Au total, l’activité progresserait de +0,4 % cet été, soutenue par la tenue des Jeux Olympiques et Paralympiques dont l’impact sur la croissance du trimestre est estimé à 0,3 point (Note de conjoncture de juillet 2024), avant de se replier de -0,1 % par contrecoup à l’automne (figure 11). Sur l’ensemble de l’année 2024, la croissance atteindrait +1,1 %, comme en 2023. L’élan pour 2025 serait faible : l’acquis de croissance fin 2024 s’élèverait à +0,2 %.

Figure 11Activité économique (PIB) passée et prévue

(variations trimestrielles et annuelles en %)
Activité économique (PIB) passée et prévue ((variations trimestrielles et annuelles en %))
2022 2023 2024 2022 2023 2024
(p)
T1 T2 T3 T4 T1 T2 T3 T4 T1 T2 T3
(p)
T4
(p)
Produit intérieur brut (PIB) -0,2 0,4 0,5 0,1 0,0 0,7 0,1 0,4 0,3 0,2 0,4 -0,1 2,6 1,1 1,1
  • (p) Prévision.
  • Lecture : au deuxième trimestre 2024, le PIB a progressé de +0,2 %. Il augmenterait de 0,4 % au troisième trimestre 2024.
  • Source : Insee.

Plusieurs aléas sont susceptibles d’affecter ce scénario, à la hausse comme à la baisse.
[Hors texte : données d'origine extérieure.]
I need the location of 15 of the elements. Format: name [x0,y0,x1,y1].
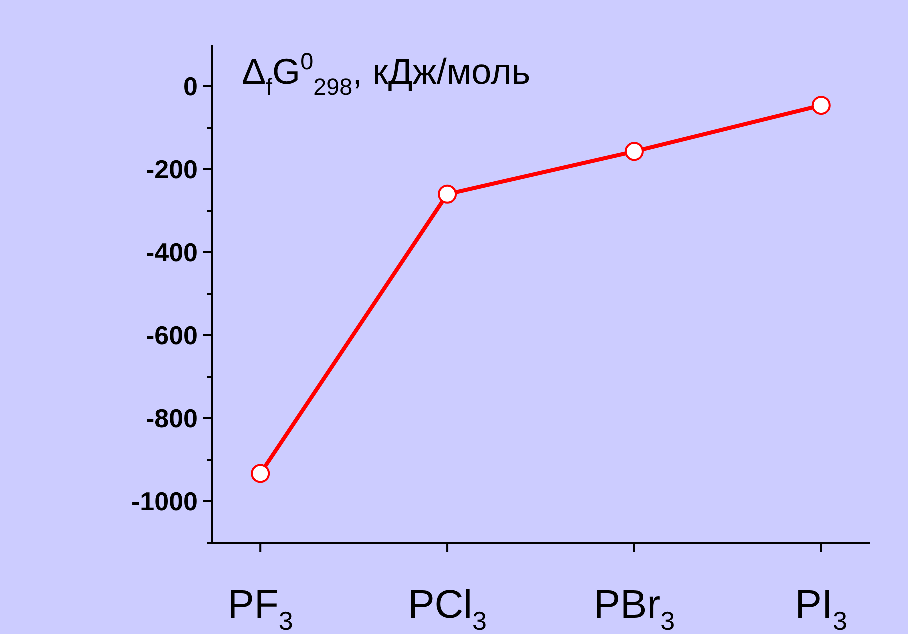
point [812,96,831,116]
x-tick-label: PI$_{3}$ [795,583,848,634]
point [438,184,458,204]
y-tick-label: -400 [146,238,198,268]
y-tick-label: -200 [146,154,198,185]
y-tick-label: 0 [184,72,198,102]
y-axis-title: Δ$_{f}$G$^{0}$$_{298}$, кДж/моль [242,48,531,100]
y-tick-label: -800 [146,404,198,434]
y-tick-label: -600 [146,320,198,351]
x-tick-label: PCl$_{3}$ [408,583,487,634]
y-tick-label: -1000 [132,486,198,517]
point [251,464,270,484]
x-tick-label: PF$_{3}$ [228,583,294,634]
x-tick-label: PBr$_{3}$ [594,583,676,634]
point [624,142,644,162]
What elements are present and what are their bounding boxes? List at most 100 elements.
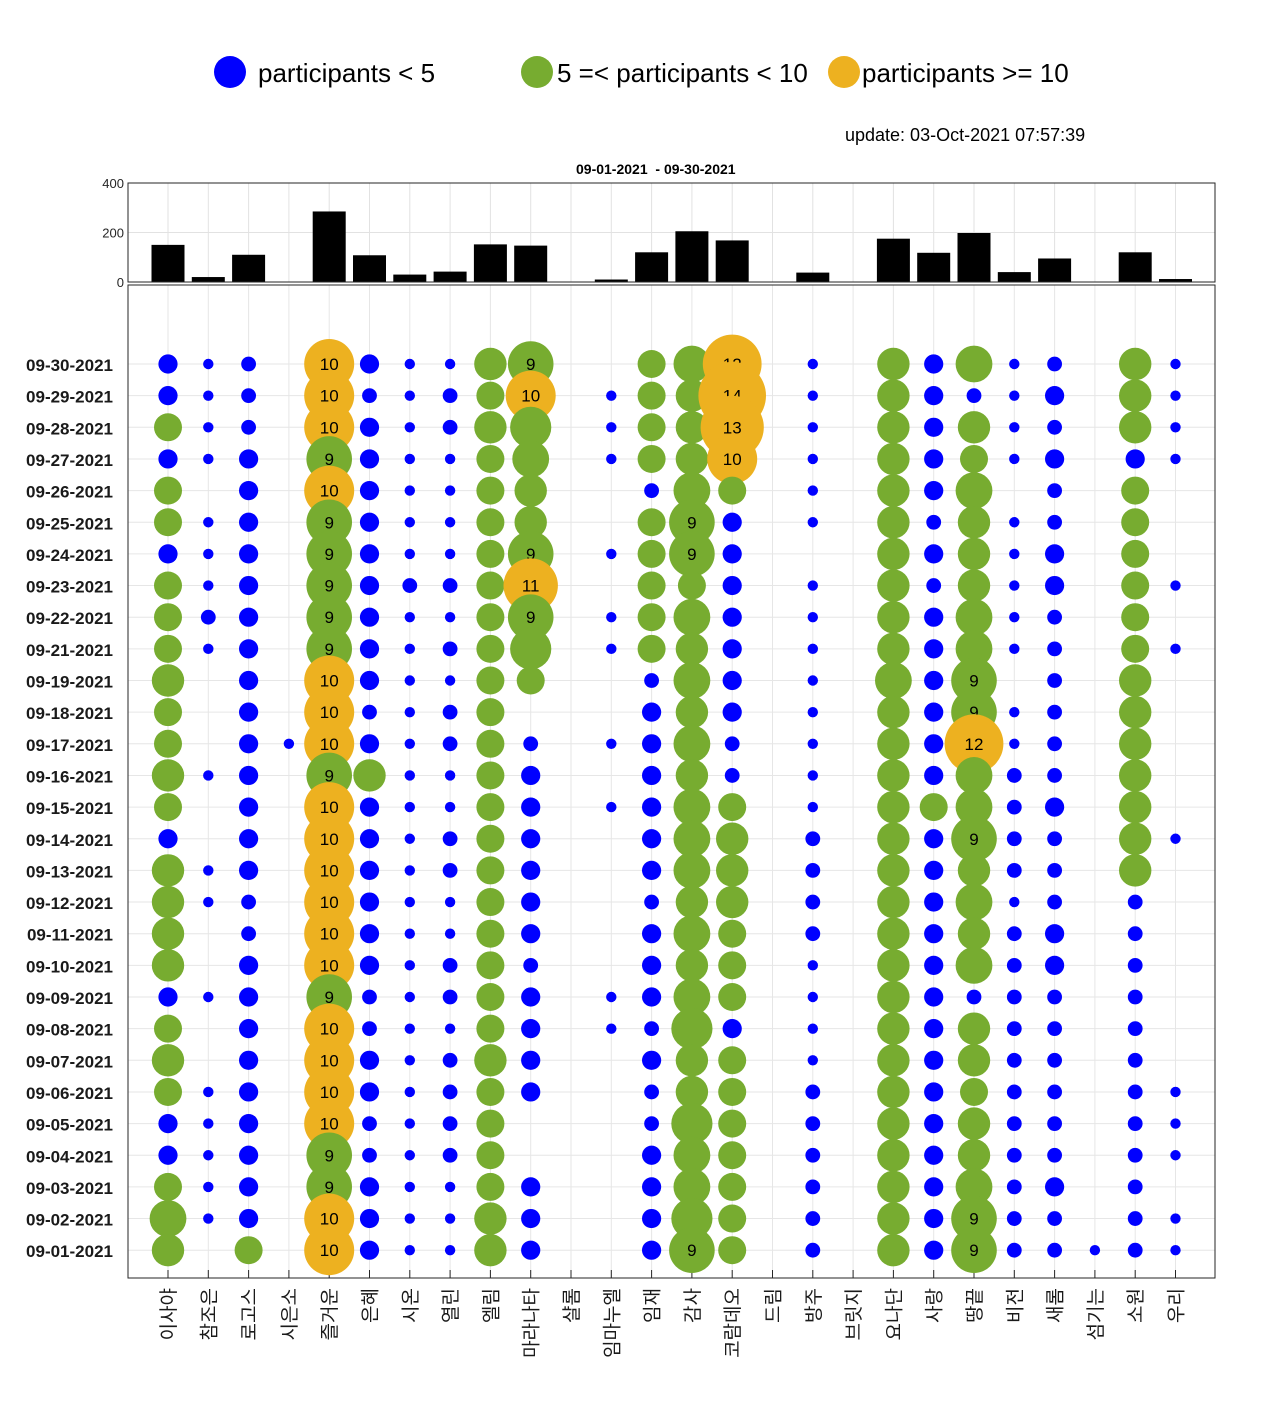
bubble-point [442,704,458,720]
bar-은혜 [353,255,386,282]
date-label: 09-14-2021 [26,831,113,850]
bubble-point [151,759,185,792]
date-label: 09-03-2021 [26,1179,113,1198]
bubble-point [924,386,944,406]
date-label: 09-08-2021 [26,1021,113,1040]
bubble-point [951,1195,997,1242]
bubble-point [239,670,259,691]
bubble-point [521,892,541,912]
bubble-point [924,639,944,659]
bubble-point [924,1019,944,1039]
bar-y-tick-label: 400 [102,176,124,191]
bubble-point [718,951,747,980]
bubble-point [362,388,377,404]
bubble-point [669,499,715,546]
bar-땅끝 [957,232,991,282]
bubble-point [158,386,178,406]
bubble-point [239,1114,259,1134]
bubble-point [476,634,505,663]
bubble-value-label: 11 [522,577,540,596]
bubble-point [606,643,617,655]
bubble-point [606,548,617,560]
date-label: 09-04-2021 [26,1147,113,1166]
bubble-point [1047,514,1062,530]
bubble-point [404,833,415,844]
church-label: 즐거운 [319,1288,341,1340]
bubble-point [669,1227,715,1273]
bubble-point [505,370,556,421]
bubble-point [444,770,456,781]
bubble-point [239,512,259,532]
bubble-value-label: 10 [320,893,339,912]
bar-로고스 [232,254,266,282]
bubble-value-label: 9 [324,766,333,785]
bubble-point [359,1208,380,1229]
bubble-point [1119,854,1152,887]
update-timestamp: update: 03-Oct-2021 07:57:39 [845,125,1086,145]
bubble-point [203,1181,214,1193]
bubble-point [516,666,545,695]
bubble-point [877,442,910,476]
bar-마라나타 [514,245,548,282]
bubble-point [362,1021,377,1037]
date-label: 09-21-2021 [26,641,113,660]
bar-즐거운 [312,211,346,282]
church-label: 섬기는 [1085,1288,1107,1340]
bubble-point [442,388,458,404]
bubble-point [718,1204,747,1233]
bubble-point [404,1023,415,1034]
church-label: 시온 [400,1288,422,1323]
bubble-value-label: 9 [324,1178,333,1197]
church-label: 요나단 [883,1288,905,1340]
church-label: 로고스 [239,1288,261,1340]
bubble-point [877,379,910,412]
bubble-value-label: 10 [320,735,339,754]
bubble-point [239,702,259,722]
bubble-point [442,957,458,973]
bubble-point [955,345,993,383]
bubble-point [304,1098,355,1149]
bubble-point [1127,1179,1143,1195]
bubble-point [805,1116,821,1131]
bubble-point [514,474,547,507]
bubble-point [474,1202,507,1235]
bubble-point [476,824,505,853]
bubble-point [154,793,182,822]
bubble-point [877,411,910,444]
bubble-point [951,815,997,862]
bubble-point [637,603,666,632]
bubble-point [239,607,259,627]
legend-dot-low [214,56,246,88]
bubble-point [718,1109,747,1138]
bubble-point [474,347,507,381]
bubble-point [1047,1211,1062,1226]
bubble-point [637,381,666,410]
bubble-point [1119,664,1152,697]
bubble-point [239,1177,259,1197]
bubble-point [304,402,355,453]
bubble-point [722,670,742,691]
legend-dot-mid [521,56,553,88]
bubble-point [154,1014,182,1043]
bubble-value-label: 9 [526,355,535,374]
bubble-point [960,444,988,473]
bubble-point [1047,419,1062,435]
bubble-point [241,926,256,942]
bubble-point [955,1168,993,1206]
bubble-point [805,863,821,878]
bubble-point [476,983,505,1011]
bubble-point [644,894,659,910]
church-label: 드림 [763,1288,785,1323]
bubble-point [444,548,456,560]
bubble-point [673,725,711,763]
bubble-point [606,390,617,401]
bubble-point [924,449,944,469]
bubble-point [637,539,666,568]
bubble-point [444,612,456,623]
bubble-point [476,603,505,632]
bubble-point [924,1145,944,1165]
bubble-point [154,698,182,727]
bubble-point [359,417,380,437]
bubble-point [359,1050,380,1070]
bubble-point [239,987,259,1007]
Sur le plan extérieur, la reprise de l’économie allemande ne cesse d’être repoussée : une sortie de l’ornière apporterait un soutien bienvenu, tandis qu’une entrée en récession franche freinerait les exportations françaises. En France, alors que la croissance est principalement portée par le commerce extérieur et les dépenses publiques depuis trois trimestres, la situation politique reste un facteur important d’incertitude. Sur le plan budgétaire, l’orientation à court terme reste à préciser. Le contexte est également susceptible d’affecter le comportements des agents privés : du côté des ménages, les récents gains de pouvoir d’achat n’ont pas encore été consommés et les signaux conjoncturels témoignent pour l’heure d’une reprise modérée de la consommation ; quant aux entreprises, un attentisme relatif semble de mise mais les récentes fluctuations du climat des affaires attestent que les anticipations peuvent s’ajuster rapidement.